36th Division in World War II

MEMORIAL DAY, 1945, GERMANY

Shoulder to shoulder, the living pay tribute to fallen comrades in a ceremony in Kaufbeuren square.

On Memorial Day, 24 days after the Victory, composite battalions of troops representing all units of the Division, stood formation before the City Hall in Kaufbeuren to pay honor to the memory of their fallen comrades.

General Dahlquist summed it up this way: "Americans have gathered each Memorial Day for years to pay tribute to their soldier dead. And in all parts of the world today such meetings are being held. But to no other group and in no other place can the day mean as much as it does to us, members of the Division which has just finished 20 months of combat through Italy, France and Germany.

"From September 9, 1943, on the beaches of Salerno, Italy, to May 8, 1945, deep in the Austrian Tyrol, this Division spent hundreds of days in battle. Over 6,000 of our comrades gave their lives during that period for us, for their nation, for the world. There is not one among us who has not lost cherished and dear friends. We cannot, so long as we live, forget these men because we lived with them and fought with them. They are, in fact, a part of us.

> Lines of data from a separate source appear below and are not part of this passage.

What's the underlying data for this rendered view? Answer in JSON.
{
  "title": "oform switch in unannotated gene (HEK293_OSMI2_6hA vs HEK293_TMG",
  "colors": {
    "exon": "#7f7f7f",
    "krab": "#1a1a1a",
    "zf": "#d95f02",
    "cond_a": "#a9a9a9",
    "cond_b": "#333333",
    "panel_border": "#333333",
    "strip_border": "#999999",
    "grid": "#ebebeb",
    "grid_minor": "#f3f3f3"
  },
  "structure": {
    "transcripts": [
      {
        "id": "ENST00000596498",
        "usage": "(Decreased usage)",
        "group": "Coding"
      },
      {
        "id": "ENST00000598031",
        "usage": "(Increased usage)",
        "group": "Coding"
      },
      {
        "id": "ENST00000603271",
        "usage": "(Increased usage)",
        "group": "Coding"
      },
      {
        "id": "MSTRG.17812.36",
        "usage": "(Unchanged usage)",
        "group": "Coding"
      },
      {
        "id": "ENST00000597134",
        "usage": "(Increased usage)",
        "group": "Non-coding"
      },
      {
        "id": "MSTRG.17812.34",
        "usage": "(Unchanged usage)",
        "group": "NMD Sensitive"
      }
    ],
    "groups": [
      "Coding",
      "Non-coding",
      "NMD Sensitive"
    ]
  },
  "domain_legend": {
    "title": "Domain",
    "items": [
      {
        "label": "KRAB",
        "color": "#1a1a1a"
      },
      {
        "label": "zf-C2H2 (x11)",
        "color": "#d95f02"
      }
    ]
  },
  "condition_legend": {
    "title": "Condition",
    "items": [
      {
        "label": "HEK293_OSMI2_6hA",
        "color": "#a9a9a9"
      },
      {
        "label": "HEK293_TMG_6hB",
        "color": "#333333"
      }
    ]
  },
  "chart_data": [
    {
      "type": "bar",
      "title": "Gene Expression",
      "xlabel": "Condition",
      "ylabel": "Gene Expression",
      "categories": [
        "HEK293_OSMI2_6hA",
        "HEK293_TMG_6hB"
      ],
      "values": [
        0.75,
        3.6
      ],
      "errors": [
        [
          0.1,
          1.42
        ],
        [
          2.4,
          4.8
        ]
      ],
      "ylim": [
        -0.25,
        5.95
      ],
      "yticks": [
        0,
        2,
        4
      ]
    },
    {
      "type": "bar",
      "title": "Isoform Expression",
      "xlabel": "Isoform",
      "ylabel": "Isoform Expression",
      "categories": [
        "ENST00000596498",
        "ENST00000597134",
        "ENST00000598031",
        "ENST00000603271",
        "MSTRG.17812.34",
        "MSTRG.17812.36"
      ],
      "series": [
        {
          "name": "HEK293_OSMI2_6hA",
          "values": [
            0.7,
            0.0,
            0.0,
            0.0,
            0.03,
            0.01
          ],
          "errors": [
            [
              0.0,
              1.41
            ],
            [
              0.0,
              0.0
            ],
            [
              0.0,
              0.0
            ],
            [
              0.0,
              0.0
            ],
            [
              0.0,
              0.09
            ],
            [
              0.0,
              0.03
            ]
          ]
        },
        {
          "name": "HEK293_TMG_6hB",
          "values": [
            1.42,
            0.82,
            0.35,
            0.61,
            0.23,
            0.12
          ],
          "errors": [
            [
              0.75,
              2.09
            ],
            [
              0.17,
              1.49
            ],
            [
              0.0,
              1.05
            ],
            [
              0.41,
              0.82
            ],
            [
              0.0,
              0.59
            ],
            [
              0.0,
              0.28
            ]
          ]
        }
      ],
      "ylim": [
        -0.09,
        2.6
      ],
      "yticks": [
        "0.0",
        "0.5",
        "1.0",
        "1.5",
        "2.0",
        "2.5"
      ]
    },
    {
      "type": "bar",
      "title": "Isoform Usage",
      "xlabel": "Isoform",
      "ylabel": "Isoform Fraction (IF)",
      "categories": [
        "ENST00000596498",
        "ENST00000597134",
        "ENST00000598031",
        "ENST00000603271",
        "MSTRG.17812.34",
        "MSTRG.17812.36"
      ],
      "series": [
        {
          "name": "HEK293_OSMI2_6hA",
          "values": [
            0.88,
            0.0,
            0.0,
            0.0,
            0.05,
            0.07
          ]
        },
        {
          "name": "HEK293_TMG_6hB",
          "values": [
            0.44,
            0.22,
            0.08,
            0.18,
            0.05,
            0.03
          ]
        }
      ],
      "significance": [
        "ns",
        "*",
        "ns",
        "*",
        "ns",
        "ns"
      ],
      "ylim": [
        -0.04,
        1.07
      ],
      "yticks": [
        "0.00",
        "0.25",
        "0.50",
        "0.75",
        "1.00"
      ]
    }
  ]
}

"We who have participated in this war in Europe, have seen with our eyes the human degradation of the Nazi system. Our world, our American way of life, could not have continued if Naziism had been permitted to exist.

"But stop them we did. No nation in the history of the modern world has been so completely defeated. Their entire country is under our complete domination. The rats who were their leaders have either killed themselves or are in custody awaiting trial. We took one of those leaders. Instead of the strutting, vain, head of the air force who had boasted that Berlin could never be bombed, we found a flabby, sweating weasel, who was only too anxious to squeal on his pals in the vain hope that his own neck might he spared.

The citizens of Kaufbeuren, bearing out pronounced reverence for military ceremony, lined both sides of the street to see what was going on. Their curiosity about the Americans continued unabated throughout the period that the 36th occupied the town.

"We know, therefore, that our cause was just and that our honored dead did not die in vain. The struggle is not over. On the other side of the world thousands of our comrades are still locked in a life and death fight with another enemy, as cunning, as bestial, as cruel, as was the German Nazi. But Victory here made certain Victory in the Pacific. Only when Japan lies prostrate as Germany will the task of the soldier be done.

"When that task is done, there will still remain one, a continuing one, the task of seeing to it that Naziism can never rise again. That is the task which we as citizens who are also veterans of the world's greatest war, must never forget.

"Only thus will we really honor those men to whom we pay homage today, our fallen comrades."